La diferencia podría explicarse por el hecho de que en la nueva conformación de la Corte, el número de integrantes es de 9, en lugar de 11 como solía ser antes de la Reforma al Poder Judicial.
Sin embargo, a la hora de dividir el número de sentencias entre el número de ministros, resulta que también en ese criterio, la nueva conformación de la Corte es menos productiva.
Cada uno de los nuevos nueve ministros elaboró en promedio 229 proyectos de sentencia votados mientras que cada uno de los 11 ministros de la conformación anterior elaboró 289.
La reducción en la productividad podría responder en parte a que la Reforma Judicial estableció la desaparición de las Salas, por lo que ahora todos los asuntos se resuelven en el Pleno.
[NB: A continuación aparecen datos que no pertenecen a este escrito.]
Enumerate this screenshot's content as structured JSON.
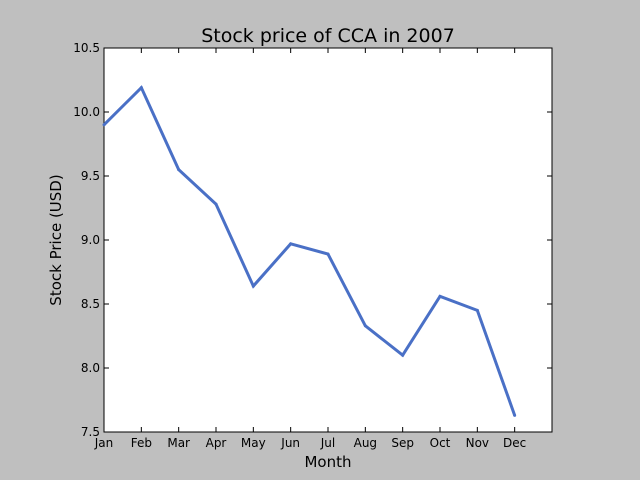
{
  "chart_data": {
    "type": "line",
    "title": "Stock price of CCA in 2007",
    "xlabel": "Month",
    "ylabel": "Stock Price (USD)",
    "categories": [
      "Jan",
      "Feb",
      "Mar",
      "Apr",
      "May",
      "Jun",
      "Jul",
      "Aug",
      "Sep",
      "Oct",
      "Nov",
      "Dec"
    ],
    "series": [
      {
        "values": [
          9.9,
          10.19,
          9.55,
          9.28,
          8.64,
          8.97,
          8.89,
          8.33,
          8.1,
          8.56,
          8.45,
          7.63
        ],
        "color": "#4a70c6"
      }
    ],
    "ylim": [
      7.5,
      10.5
    ],
    "yticks": [
      "7.5",
      "8.0",
      "8.5",
      "9.0",
      "9.5",
      "10.0",
      "10.5"
    ],
    "grid": false,
    "background": "#bfbfbf",
    "plot_background": "#ffffff"
  }
}
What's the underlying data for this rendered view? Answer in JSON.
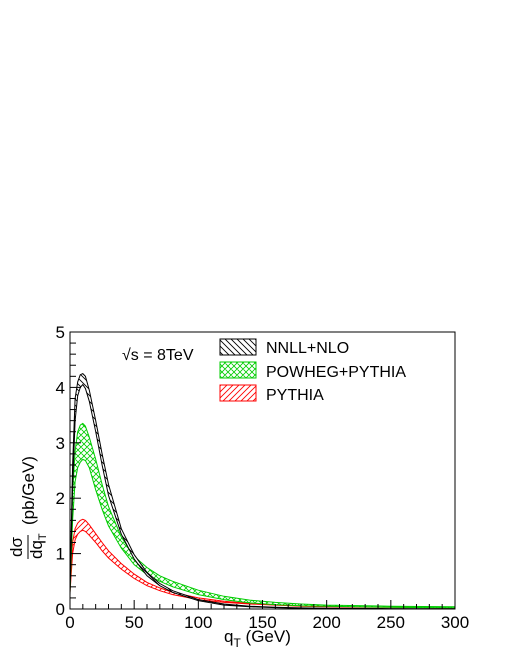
{
  "chart_data": {
    "type": "area",
    "title": "",
    "annotation": "√s = 8TeV",
    "xlabel": "q_T (GeV)",
    "xlabel_parts": {
      "q": "q",
      "sub": "T",
      "unit": " (GeV)"
    },
    "ylabel": "dσ/dq_T (pb/GeV)",
    "ylabel_parts": {
      "num": "dσ",
      "den": "dq",
      "den_sub": "T",
      "unit": "(pb/GeV)"
    },
    "xlim": [
      0,
      300
    ],
    "ylim": [
      0,
      5
    ],
    "xticks": [
      "0",
      "50",
      "100",
      "150",
      "200",
      "250",
      "300"
    ],
    "yticks": [
      "0",
      "1",
      "2",
      "3",
      "4",
      "5"
    ],
    "legend_position": "top-right",
    "grid": false,
    "x": [
      0,
      2,
      4,
      6,
      8,
      10,
      12,
      15,
      20,
      25,
      30,
      40,
      50,
      60,
      70,
      80,
      100,
      120,
      140,
      160,
      180,
      200,
      250,
      300
    ],
    "series": [
      {
        "name": "NNLL+NLO",
        "color": "#000000",
        "pattern": "hatch-diagonal-back",
        "lower": [
          0.25,
          2.2,
          3.4,
          3.85,
          4.0,
          4.05,
          3.98,
          3.75,
          3.2,
          2.6,
          2.05,
          1.35,
          0.9,
          0.6,
          0.42,
          0.3,
          0.15,
          0.07,
          0.04,
          0.025,
          0.015,
          0.01,
          0.005,
          0.003
        ],
        "upper": [
          0.35,
          2.6,
          3.8,
          4.1,
          4.23,
          4.25,
          4.2,
          3.95,
          3.4,
          2.8,
          2.25,
          1.45,
          0.98,
          0.66,
          0.46,
          0.33,
          0.17,
          0.09,
          0.05,
          0.03,
          0.02,
          0.015,
          0.008,
          0.005
        ]
      },
      {
        "name": "POWHEG+PYTHIA",
        "color": "#00cc00",
        "pattern": "crosshatch",
        "lower": [
          0.3,
          1.6,
          2.3,
          2.55,
          2.65,
          2.7,
          2.68,
          2.55,
          2.15,
          1.8,
          1.5,
          1.1,
          0.8,
          0.62,
          0.5,
          0.4,
          0.26,
          0.17,
          0.11,
          0.08,
          0.06,
          0.05,
          0.03,
          0.02
        ],
        "upper": [
          0.4,
          2.1,
          2.85,
          3.2,
          3.32,
          3.35,
          3.3,
          3.1,
          2.7,
          2.25,
          1.85,
          1.3,
          0.95,
          0.75,
          0.6,
          0.5,
          0.34,
          0.23,
          0.16,
          0.12,
          0.09,
          0.07,
          0.05,
          0.04
        ]
      },
      {
        "name": "PYTHIA",
        "color": "#ff0000",
        "pattern": "hatch-diagonal",
        "lower": [
          0.3,
          1.0,
          1.25,
          1.35,
          1.4,
          1.42,
          1.4,
          1.33,
          1.2,
          1.05,
          0.92,
          0.72,
          0.55,
          0.42,
          0.33,
          0.26,
          0.17,
          0.12,
          0.09,
          0.07,
          0.05,
          0.04,
          0.03,
          0.02
        ],
        "upper": [
          0.4,
          1.2,
          1.45,
          1.55,
          1.6,
          1.62,
          1.6,
          1.52,
          1.36,
          1.2,
          1.05,
          0.82,
          0.63,
          0.48,
          0.38,
          0.3,
          0.2,
          0.14,
          0.1,
          0.08,
          0.06,
          0.05,
          0.035,
          0.025
        ]
      }
    ]
  }
}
Esto obliga a que todos los ministros voten en cada uno de los asuntos y que el tiempo en que antes se podía destinar a tener dos sesiones paralelas, ahora solo se pueda tener una.
Esto, sin embargo, se atendió ya en otra Reforma al Poder Judicial en que se dio al Pleno de la Corte la posibilidad de operar en secciones (grupos similares a las Salas) y éstos han decidido no hacerlo.
Cada vez que la Corte recibe un asunto, éste se asigna a un ministro para que él y su ponencia elaboren el proyecto de sentencia sobre el cual después el Pleno ( el conjunto de ministros) va a votar.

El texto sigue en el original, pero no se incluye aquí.